How to Hold Table Tennis Racket

Last modified: October 30, 2021

Holding your table tennis racket is one of the most important aspects of playing the game. The right grip can help you return a serve, give your players a harder shot to return and control the game. There are several different ways that you can hold a table tennis racket that are legal and can help you play a better game. Here are the common grips and their advantages and disadvantages.

Shakeband Grip

The most common grip that is used by the top players in the game is known as the Shakeband grip. While there are other successful grips, the top players use this because the advantages the grip gives you.

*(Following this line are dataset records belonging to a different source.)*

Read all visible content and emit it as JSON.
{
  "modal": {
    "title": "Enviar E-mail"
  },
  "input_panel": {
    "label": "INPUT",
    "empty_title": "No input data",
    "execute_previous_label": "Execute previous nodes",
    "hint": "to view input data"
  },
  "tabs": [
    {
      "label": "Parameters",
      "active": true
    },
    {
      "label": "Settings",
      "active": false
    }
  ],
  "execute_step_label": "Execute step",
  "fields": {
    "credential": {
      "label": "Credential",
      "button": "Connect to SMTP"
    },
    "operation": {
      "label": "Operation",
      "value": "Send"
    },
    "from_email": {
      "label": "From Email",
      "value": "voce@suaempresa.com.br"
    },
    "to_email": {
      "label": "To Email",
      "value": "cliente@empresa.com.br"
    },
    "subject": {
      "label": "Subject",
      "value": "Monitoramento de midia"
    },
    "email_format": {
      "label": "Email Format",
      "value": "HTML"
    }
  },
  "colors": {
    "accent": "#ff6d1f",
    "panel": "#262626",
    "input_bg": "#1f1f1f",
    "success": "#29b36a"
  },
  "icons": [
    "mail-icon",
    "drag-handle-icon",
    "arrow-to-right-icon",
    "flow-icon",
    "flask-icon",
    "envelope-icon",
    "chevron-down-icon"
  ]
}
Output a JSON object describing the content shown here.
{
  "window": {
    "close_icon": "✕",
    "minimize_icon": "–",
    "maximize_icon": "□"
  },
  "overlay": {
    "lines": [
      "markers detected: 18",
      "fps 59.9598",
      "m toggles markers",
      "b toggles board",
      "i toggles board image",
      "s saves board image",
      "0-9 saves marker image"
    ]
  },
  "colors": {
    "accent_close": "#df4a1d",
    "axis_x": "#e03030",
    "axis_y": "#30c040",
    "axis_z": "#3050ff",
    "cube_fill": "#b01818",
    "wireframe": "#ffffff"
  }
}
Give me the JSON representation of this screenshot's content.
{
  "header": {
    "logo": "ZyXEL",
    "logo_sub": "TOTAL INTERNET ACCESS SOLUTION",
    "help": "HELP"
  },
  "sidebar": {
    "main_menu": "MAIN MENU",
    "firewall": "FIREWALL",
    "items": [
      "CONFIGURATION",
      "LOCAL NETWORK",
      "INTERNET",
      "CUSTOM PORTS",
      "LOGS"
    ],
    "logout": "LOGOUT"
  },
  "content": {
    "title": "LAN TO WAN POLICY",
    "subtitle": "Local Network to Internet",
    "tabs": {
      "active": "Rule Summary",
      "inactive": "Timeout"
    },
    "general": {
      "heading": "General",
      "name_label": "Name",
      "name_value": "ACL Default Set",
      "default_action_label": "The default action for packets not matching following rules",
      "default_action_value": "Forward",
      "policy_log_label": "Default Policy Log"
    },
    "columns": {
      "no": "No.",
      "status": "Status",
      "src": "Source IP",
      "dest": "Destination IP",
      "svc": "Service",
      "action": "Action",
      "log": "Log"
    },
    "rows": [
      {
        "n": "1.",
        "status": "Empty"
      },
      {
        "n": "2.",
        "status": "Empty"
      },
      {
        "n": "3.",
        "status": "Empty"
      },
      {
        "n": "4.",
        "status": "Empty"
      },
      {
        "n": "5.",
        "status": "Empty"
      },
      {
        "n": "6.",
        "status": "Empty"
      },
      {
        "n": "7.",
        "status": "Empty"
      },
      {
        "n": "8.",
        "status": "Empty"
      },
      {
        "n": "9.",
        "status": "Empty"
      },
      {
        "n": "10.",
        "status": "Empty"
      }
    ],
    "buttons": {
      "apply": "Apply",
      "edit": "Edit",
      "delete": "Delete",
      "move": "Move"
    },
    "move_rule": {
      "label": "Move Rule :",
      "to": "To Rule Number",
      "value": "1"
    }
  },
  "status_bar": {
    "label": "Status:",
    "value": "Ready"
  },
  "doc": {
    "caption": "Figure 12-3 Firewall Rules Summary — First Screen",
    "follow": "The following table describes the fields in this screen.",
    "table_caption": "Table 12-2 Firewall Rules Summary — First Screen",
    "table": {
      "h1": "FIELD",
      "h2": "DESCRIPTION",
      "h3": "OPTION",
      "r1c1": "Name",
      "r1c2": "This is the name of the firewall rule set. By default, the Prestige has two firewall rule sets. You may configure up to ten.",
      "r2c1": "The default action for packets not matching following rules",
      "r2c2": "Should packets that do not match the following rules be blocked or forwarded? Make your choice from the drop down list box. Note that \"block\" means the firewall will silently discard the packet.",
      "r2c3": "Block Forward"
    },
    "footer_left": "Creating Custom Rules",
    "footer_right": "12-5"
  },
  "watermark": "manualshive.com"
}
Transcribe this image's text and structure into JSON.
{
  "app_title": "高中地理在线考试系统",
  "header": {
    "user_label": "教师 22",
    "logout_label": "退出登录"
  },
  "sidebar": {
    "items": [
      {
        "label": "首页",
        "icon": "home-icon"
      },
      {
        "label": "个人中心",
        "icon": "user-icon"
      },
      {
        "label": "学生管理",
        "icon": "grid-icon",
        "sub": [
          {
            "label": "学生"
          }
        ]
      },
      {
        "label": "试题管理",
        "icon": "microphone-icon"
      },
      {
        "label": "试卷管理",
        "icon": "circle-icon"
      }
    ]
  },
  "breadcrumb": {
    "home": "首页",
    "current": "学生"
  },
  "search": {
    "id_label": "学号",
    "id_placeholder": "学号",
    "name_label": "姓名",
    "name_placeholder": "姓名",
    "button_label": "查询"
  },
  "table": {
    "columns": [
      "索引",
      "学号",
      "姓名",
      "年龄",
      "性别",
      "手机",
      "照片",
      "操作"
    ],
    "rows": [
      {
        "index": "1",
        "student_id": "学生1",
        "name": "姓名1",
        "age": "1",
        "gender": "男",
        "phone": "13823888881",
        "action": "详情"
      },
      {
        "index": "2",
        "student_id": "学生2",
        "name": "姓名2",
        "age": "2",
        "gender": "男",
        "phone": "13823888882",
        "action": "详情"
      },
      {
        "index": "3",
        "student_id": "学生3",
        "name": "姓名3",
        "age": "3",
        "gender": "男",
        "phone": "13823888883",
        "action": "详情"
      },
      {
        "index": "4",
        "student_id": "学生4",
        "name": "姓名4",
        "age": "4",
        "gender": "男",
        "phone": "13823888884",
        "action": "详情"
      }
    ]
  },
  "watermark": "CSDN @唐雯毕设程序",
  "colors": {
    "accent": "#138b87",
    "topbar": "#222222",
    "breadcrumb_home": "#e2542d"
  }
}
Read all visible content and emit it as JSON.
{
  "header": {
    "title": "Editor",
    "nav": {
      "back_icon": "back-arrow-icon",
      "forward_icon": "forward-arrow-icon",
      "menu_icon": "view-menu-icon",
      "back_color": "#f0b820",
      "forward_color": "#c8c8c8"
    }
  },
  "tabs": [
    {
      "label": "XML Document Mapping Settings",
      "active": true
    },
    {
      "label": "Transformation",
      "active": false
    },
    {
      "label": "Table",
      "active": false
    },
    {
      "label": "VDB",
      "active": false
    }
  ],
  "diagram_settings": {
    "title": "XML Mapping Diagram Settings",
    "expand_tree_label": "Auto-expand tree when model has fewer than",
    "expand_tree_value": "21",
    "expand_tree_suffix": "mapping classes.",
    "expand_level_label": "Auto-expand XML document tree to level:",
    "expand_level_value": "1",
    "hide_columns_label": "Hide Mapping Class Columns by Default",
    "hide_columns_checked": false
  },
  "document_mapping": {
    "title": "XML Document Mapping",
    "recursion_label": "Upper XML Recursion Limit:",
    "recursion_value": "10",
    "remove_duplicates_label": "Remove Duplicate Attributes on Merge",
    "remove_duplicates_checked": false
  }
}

To use the Shakehand grip, you must hold the racket loosely. The web between your thumb and index finger should be touching the curve of the blade. The index finger should rest alongside the edge of the backhand side. The thumb should rest against the bottom edge of the forehand side. You should keep the wrist straight with your forearm. You shouldn’t angle it up or down.

The Shakeband grip offers a lot of benefits. For instance, it offers a natural feel to the racket that can make playing easier. In addition, it offers flexibility and it can be used for both the forehand and backhand grips. However, it takes longer to make the switch between the forehand and backhand and this can often mean that you can lose a point because the time it takes to switch.

Penhold Grip

The Penhold grip is named because the paddle is held with the blade point upward, much like a pen would be held. It is very popular with Asian players but it is gaining popularity with Western players now as well.

To hold the racket with the Penhold grip, the edge of the blade should be tucked into the V of your hand. The index finger and thumb should be curled around the blade and the rest of the rubber.

This grip allows you to use the same paddle side for both your forehand and backhand strokes. Instead, you are relying on a lateral write rotation. Therefore, you’ve eliminated the crossover point that can harm returns with the Shakehand grip. The grip is also great for wrist flexibility and it is versatile for both aggressive and defensive styles.

However, this grip is challenging to impart backhand topspin. And this grip is very physically demanding, which can reduce your stamina over a game and cause you to lose points later on when you’re tired.

Final Word: How to Hold Table Tennis Racket

Above are the two main grips that can help you hold a table tennis racket. Which one you choose will depend on your playing style. How do you hold your table tennis racket?